– Полагаю, товарищ Сталин, что кампания будет носить скоротечный характер.
– Вы не верите в помощь Англии и Франции? – двинул бровью Сталин.
– Имеющаяся у Разведуправления информация, товарищ Сталин, не позволяет сделать такой вывод. Никакой мобилизационной и оперативной активности ни в Англии, ни во Франции не отмечено.
– Союзники будут имитировать кипучую деятельность? – усмехнулся Сталин.
Начальник Генштаба мягко улыбнулся.
– И не слишком усердно, товарищ Сталин. Скорее всего, участие Франции и Англии в судьбе Польши ограничится дипломатическими шагами.
– Не обязывающими их ни к чему конкретному, – блеснул стёклами очков Молотов.
– Похоже, что так, – кивнул головой Шапошников. – Ни Англия, ни Франция не станут упираться ради Польши.
Сталин бросил заключительный взгляд на карту – и повернулся к Начальнику Генштаба.
– Ваш прогноз, Борис Михайлович?
Взгляд Сталина был требовательным, пусть и смягчённым доброжелательным голосом. Но Шапошников не побежал глазами ни в сторону, ни на потолок. Как профессиональный штабист, он не был лихим рубакой, но врождённая порядочность и профессиональный долг обязывали его говорить правду всегда. Как минимум – всегда, когда это требовалось интересами дела. Даже – вразрез с мнением вождя. Честность в общении со Сталиным не предполагалась обязательно прямолинейной – но обязательно предполагалась. Задачу несколько облегчало уважительное отношение вождя, безусловно, доверявшего Начальнику Генштаба и считавшегося с его мнением.
– Я думаю, товарищ Сталин – две-три недели. Сопротивление в приграничных районах будет преодолено за первые день-два – и поляки начнут отступление по всему фронту от севера и до юга. И это не будет плановым переходом к стратегической обороне.
– Иначе говоря, поляки побегут?
– Да, товарищ Сталин. Польская армия не готова оказать немцам организованное сопротивление. Отдельные части, конечно, будут сражаться: польский солдат – крепкий солдат. Но военное руководство у Польши – откровенно слабое, техника устаревшая, да и той не хватает. Но главное, чего не хватает: государственной воли для организации и ведения отечественной войны. Правительство сбежит сразу же, как только немцы выйдут на подступы к Варшаве. Так, что – три недели максимум, товарищ Сталин.
– «Три недели максимум»…
Сталин задумчиво провёл мундштуком трубки по кончикам усов.
– Ты слышал, Клим?
Ворошилов немедленно поднялся на ноги: дружба – дружбой…
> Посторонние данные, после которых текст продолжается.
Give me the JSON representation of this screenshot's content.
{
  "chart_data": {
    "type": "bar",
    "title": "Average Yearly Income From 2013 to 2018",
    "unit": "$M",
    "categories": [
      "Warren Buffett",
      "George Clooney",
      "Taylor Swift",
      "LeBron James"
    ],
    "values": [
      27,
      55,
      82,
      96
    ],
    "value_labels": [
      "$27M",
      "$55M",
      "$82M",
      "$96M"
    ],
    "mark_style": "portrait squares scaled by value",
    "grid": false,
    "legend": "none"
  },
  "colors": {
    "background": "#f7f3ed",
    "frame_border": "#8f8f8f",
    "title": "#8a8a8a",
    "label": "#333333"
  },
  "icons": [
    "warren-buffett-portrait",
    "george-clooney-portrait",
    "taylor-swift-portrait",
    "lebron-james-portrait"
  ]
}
– Наркомат готов к такому развитию событий, Коба. Генштаб уже разработал план действий на случай вторжения Германии.
Сталин вопросительно посмотрел на Шапошникова – и тот коротко кивнул головой.
– Генеральный штаб, товарищ Сталин, готов представить разработанный план в любое удобное для Вас время.
– Это хорошо.
Сталин двинул полусогнутой рукой с зажатой в ней трубкой: верный признак удовлетворения ответом.
– А, как, по-вашему, будут действовать немцы? А, Борис Михайлович?
Шапошников немедленно развернулся к карте.
– Генштаб полагает, товарищ Сталин, что это будут концентрические удары с использованием значительных масс танков с юга и юго-запада – из Моравии и Силезии, и с северо-запада и севера из Померании и Восточной Пруссии. Немцы постараются рассечь польскую армию на изолированные группы западнее Вислы и Нарева, что позволит окружить их и уничтожить одну за другой.
Сталин подошёл к карте. Некоторое время он изучал расстановку сил и стрелки с направлением ударов и контрударов.
– И Вы полагаете, что у поляков нет никаких шансов?
Шапошников, будто бы с сожалением, развёл руками.
– Ни малейших, товарищ Сталин. Максимум – лишняя неделя сопротивления. Да и то – лишь в том случае, если немцы будут действовать столь неуклюже, что позволят окружённым полякам выскользнуть из «мешка». Исходя из той информации, что нам известна, этот вариант исключается полностью. Поляки обречены, товарищ Сталин.